On winter mornings in the UK, small black crows known as jackdaws (Coloeus monedula) call loudly to one another before taking off simultaneously around sunrise. Now, researchers who have studied their daily activities in detail found evidence that jackdaws rely on a “democratic” decision-making process to coordinate their actions before flying.
Jackdaws, which get their name from their brief “Jack”-like squawk, are found across Europe, North Africa, and Asia, and form big groups known as clatterings. They are small and have a distinctive silvery sheen to the backs of their heads and pale eyes. They are commonly found nesting in chimneys, buildings, rock crevices, and tree holes.
Previous studies on consensus decision-making in jackdaws have focused on smaller groups or those integrated by family members. However, jackdaws roost in big and diverse groups, with individuals of different ages, sexes, family groups, and colonies. Sticking together offers advantages, such as fewer risks of being hunted by other birds.
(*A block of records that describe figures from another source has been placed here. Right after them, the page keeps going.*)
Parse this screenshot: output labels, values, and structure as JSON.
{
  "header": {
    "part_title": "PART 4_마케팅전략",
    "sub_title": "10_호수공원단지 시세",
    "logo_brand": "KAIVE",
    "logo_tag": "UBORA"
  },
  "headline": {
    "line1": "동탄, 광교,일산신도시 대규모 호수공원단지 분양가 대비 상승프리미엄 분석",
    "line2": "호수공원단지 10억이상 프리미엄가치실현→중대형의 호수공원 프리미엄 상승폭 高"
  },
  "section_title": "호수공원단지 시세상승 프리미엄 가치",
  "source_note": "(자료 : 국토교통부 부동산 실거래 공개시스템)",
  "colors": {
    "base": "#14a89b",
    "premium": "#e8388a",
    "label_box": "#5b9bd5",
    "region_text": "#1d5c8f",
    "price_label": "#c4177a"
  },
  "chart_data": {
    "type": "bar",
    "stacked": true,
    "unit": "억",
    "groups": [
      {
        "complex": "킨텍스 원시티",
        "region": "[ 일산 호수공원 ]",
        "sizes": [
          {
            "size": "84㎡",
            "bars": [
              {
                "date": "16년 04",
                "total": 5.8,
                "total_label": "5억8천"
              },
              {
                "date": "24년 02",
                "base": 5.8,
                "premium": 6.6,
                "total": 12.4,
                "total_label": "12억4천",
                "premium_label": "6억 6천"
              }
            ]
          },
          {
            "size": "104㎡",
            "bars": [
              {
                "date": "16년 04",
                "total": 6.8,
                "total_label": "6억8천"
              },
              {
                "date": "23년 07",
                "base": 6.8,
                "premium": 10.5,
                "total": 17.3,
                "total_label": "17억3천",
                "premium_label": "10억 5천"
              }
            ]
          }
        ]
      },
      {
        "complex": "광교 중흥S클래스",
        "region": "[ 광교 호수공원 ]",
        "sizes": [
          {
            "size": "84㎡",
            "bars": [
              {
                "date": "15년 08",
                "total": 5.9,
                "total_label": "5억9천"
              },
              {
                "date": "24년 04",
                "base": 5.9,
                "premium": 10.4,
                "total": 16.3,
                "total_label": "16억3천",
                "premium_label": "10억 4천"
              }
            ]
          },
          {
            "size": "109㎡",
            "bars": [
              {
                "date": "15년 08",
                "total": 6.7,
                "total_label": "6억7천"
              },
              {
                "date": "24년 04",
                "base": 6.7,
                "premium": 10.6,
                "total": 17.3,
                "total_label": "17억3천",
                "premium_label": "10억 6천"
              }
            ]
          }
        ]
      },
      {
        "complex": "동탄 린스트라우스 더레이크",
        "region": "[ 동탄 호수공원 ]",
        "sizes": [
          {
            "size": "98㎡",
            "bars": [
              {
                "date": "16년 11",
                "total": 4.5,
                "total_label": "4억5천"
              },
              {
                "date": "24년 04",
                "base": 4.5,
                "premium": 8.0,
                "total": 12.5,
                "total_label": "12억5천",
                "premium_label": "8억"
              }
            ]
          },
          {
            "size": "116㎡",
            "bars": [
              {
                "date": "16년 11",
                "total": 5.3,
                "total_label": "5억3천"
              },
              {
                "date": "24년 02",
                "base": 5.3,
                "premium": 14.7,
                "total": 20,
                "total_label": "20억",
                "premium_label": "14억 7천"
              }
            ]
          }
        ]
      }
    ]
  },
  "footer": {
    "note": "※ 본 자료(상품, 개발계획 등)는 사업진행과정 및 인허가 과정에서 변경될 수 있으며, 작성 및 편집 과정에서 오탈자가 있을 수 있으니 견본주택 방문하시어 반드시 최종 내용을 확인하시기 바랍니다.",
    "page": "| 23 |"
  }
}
“As humans, large animal groups can use decision-making processes to overcome their individual differences and reach a kind of ‘democratic’ consensus,” Alex Thornton, one of the study’s authors and a researcher from the University of Exeter, told the BBC. “When a bird calls, it’s casting a vote or signaling it wants to leave.”
To better understand jackdaws, Thornton and his colleagues recorded hours and hours of audio and video of six different jackdaw roosts in the UK over the course of winter. The size of the roost varied from 160 to 1,500 individuals. The researchers quantified the intensity of the birds’ calls leading up to and right after they took off in flight.
The study’s findings showed that the timing of departure is linked to the calling intensity within the roost. While on a few mornings, the birds left in a stream of small groups for 20 minutes, most of the time they set out in mass departures. Hundreds of birds take off within four seconds of each other, forming a remarkable spectacle.
The researchers found that the calling intensity increased over the hour before the largest group departure. They concluded that changes in calling intensity might be used as a source of information, allowing birds to match their daily takeoffs. To confirm this, they played recordings to the birds, which triggered an earlier takeoff.
“Through their calls, jackdaws appear to effectively signal their willingness to leave, providing large groups with a means of achieving consensus to perform cohesive, collective departures from the roost,” the researchers wrote.
Up next, the team wants to further study jackdaws to understand how human activities, such as light and noise pollution, could be affecting group dynamics. Thornton told BBC that the birds’ abilities to communicate and reach consensus decisions, for example, could be altered by human activities in their environments.